Un producto de kilómetro cero con identidad propia
La Feria de la Tomaca de Rafelguaraf ha logrado consolidarse en apenas tres ediciones como una plataforma de promoción para los agricultores que trabajan con variedades tradicionales y para los establecimientos que apuestan por el producto local.
La tomaca valenciana, apreciada por su sabor intenso, su equilibrio natural y su gran calidad culinaria, se ha convertido en una auténtica seña de identidad para el municipio. Su cultivo representa además una importante fuente de actividad económica y un elemento clave para la preservación del paisaje agrícola de la comarca.
La apuesta por el producto de kilómetro cero responde también a una creciente demanda de consumidores que buscan alimentos frescos, sostenibles y vinculados a un territorio concreto.
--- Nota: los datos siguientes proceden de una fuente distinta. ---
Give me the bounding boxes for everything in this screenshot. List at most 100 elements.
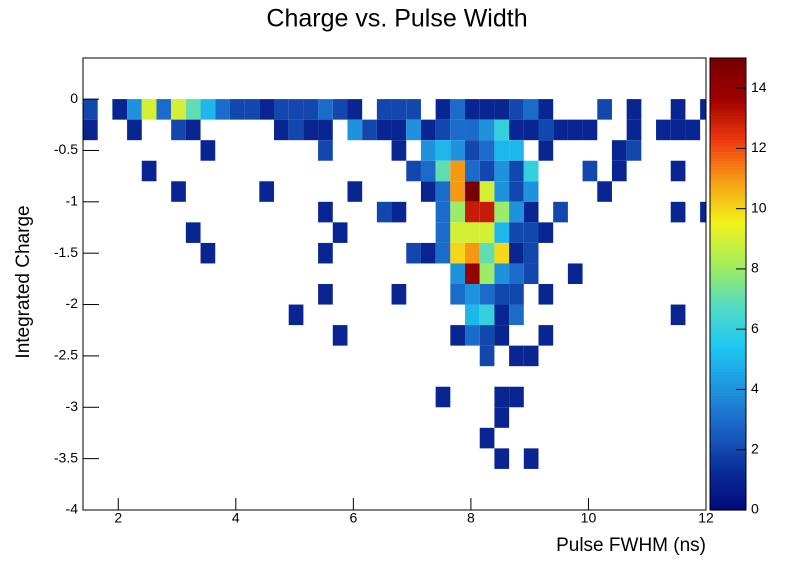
cell <box>288 119 304 141</box>
cell <box>494 284 510 305</box>
colorbar-band <box>710 431 746 436</box>
cell <box>479 345 495 367</box>
z-tick-label: 14 <box>751 79 767 95</box>
colorbar-band <box>710 359 746 363</box>
cell <box>318 140 333 161</box>
colorbar-band <box>710 446 746 451</box>
cell <box>538 222 554 243</box>
colorbar-band <box>710 202 746 207</box>
y-tick-label: -0.5 <box>54 141 78 157</box>
colorbar-band <box>710 419 746 424</box>
colorbar-band <box>710 389 746 394</box>
cell <box>465 140 480 161</box>
cell <box>465 99 480 120</box>
cell <box>465 284 480 305</box>
colorbar-band <box>710 277 746 282</box>
cell <box>494 119 510 141</box>
cell <box>406 119 421 141</box>
z-tick-label: 10 <box>751 199 767 215</box>
colorbar-band <box>710 284 746 288</box>
colorbar-band <box>710 193 746 198</box>
colorbar-band <box>710 356 746 360</box>
colorbar-band <box>710 169 746 174</box>
cell <box>465 222 480 243</box>
cell <box>494 325 510 346</box>
cell <box>494 407 510 428</box>
cell <box>465 119 480 141</box>
x-tick-label: 4 <box>232 510 240 526</box>
cell <box>494 99 510 120</box>
colorbar-band <box>710 293 746 297</box>
colorbar-band <box>710 241 746 246</box>
cell <box>332 99 348 120</box>
cell <box>509 284 524 305</box>
colorbar-band <box>710 178 746 183</box>
cell <box>259 99 275 120</box>
cell <box>670 201 686 223</box>
cell <box>626 140 642 161</box>
colorbar-band <box>710 208 746 213</box>
colorbar-band <box>710 73 746 77</box>
z-tick-label: 12 <box>751 139 767 155</box>
colorbar-band <box>710 133 746 137</box>
colorbar-band <box>710 139 746 143</box>
colorbar-band <box>710 223 746 228</box>
cell <box>670 119 686 141</box>
cell <box>538 140 554 161</box>
cell <box>288 304 304 326</box>
cell <box>406 242 421 264</box>
cell <box>465 181 480 202</box>
cell <box>509 263 524 284</box>
cell <box>465 160 480 182</box>
colorbar-band <box>710 271 746 276</box>
colorbar-band <box>710 398 746 403</box>
cell <box>582 160 598 182</box>
colorbar-band <box>710 425 746 430</box>
colorbar-band <box>710 121 746 125</box>
cell <box>611 140 627 161</box>
colorbar-band <box>710 127 746 131</box>
cell <box>420 140 436 161</box>
colorbar-band <box>710 290 746 294</box>
colorbar-band <box>710 199 746 204</box>
colorbar-band <box>710 253 746 258</box>
colorbar-band <box>710 118 746 122</box>
cell <box>494 242 510 264</box>
cell <box>420 242 436 264</box>
cell <box>626 99 642 120</box>
cell <box>141 160 157 182</box>
cell <box>494 263 510 284</box>
cell <box>611 160 627 182</box>
x-tick-label: 10 <box>581 510 597 526</box>
colorbar-band <box>710 368 746 372</box>
colorbar-band <box>710 217 746 222</box>
colorbar-band <box>710 220 746 225</box>
cell <box>200 242 216 264</box>
cell <box>494 448 510 469</box>
cell <box>376 119 392 141</box>
cell <box>347 181 363 202</box>
colorbar-band <box>710 452 746 457</box>
colorbar-band <box>710 70 746 74</box>
cell <box>141 99 157 120</box>
cell <box>670 304 686 326</box>
cell <box>185 222 201 243</box>
cell <box>435 119 451 141</box>
colorbar-band <box>710 374 746 379</box>
colorbar-band <box>710 437 746 442</box>
colorbar-band <box>710 317 746 321</box>
cell <box>538 99 554 120</box>
cell <box>479 181 495 202</box>
colorbar-band <box>710 380 746 385</box>
cell <box>553 119 568 141</box>
y-tick-label: -2.5 <box>54 347 78 363</box>
colorbar-band <box>710 383 746 388</box>
cell <box>450 119 466 141</box>
colorbar-band <box>710 61 746 65</box>
colorbar-band <box>710 353 746 357</box>
cell <box>538 325 554 346</box>
colorbar-band <box>710 103 746 107</box>
cell <box>626 119 642 141</box>
colorbar-band <box>710 100 746 104</box>
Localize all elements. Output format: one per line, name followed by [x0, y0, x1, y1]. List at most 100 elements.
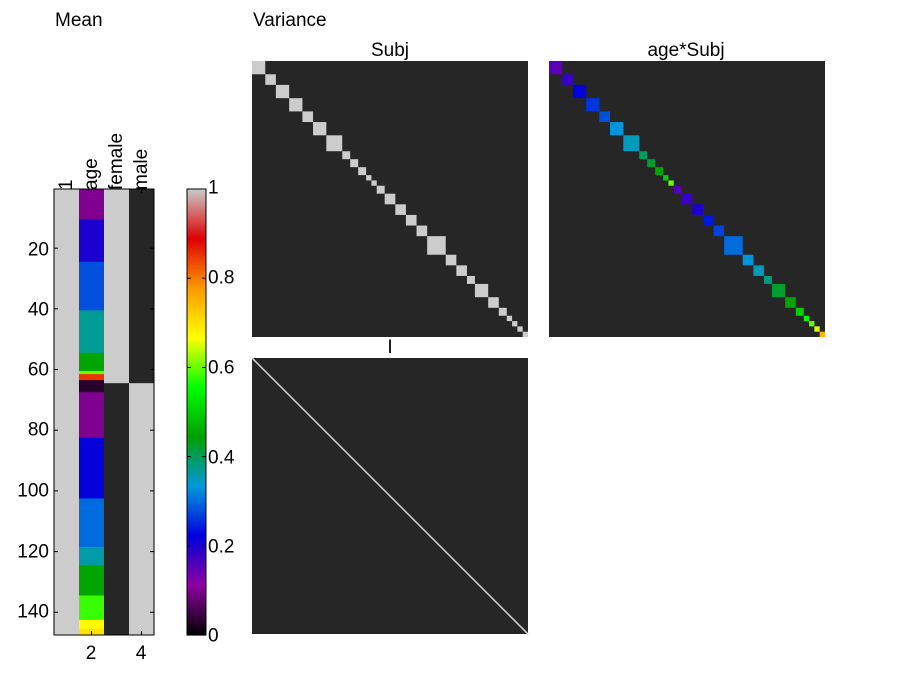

En este sentido, Rafelguaraf se presenta como un ejemplo de cómo la agricultura tradicional puede generar valor añadido, fomentar el desarrollo rural y fortalecer la economía local.
Un futuro ligado a la conservación de las variedades tradicionales
Con la entrega de los premios, la III Feria de la Tomaca ha dado comienzo a un fin de semana dedicado a la divulgación, la gastronomía y la defensa del patrimonio agrícola valenciano.
La Asociación de Productores de Tomate Valenciano y el Ayuntamiento de Rafelguaraf han reiterado su compromiso con la conservación de las semillas tradicionales, la protección de la biodiversidad agrícola y la mejora de las oportunidades comerciales para los agricultores.
En una época en la que la uniformidad amenaza muchas variedades locales, iniciativas como esta feria se convierten en herramientas esenciales para preservar la riqueza genética y cultural de la huerta valenciana.
Rafelguaraf demuestra así que el futuro del campo puede construirse desde el respeto a la tradición, la innovación gastronómica y el reconocimiento al trabajo de quienes cultivan la tierra. Porque detrás de cada tomate premiado no solo hay calidad y sabor, sino también historia, esfuerzo y una forma de entender la agricultura que sigue siendo esencial para el territorio valenciano.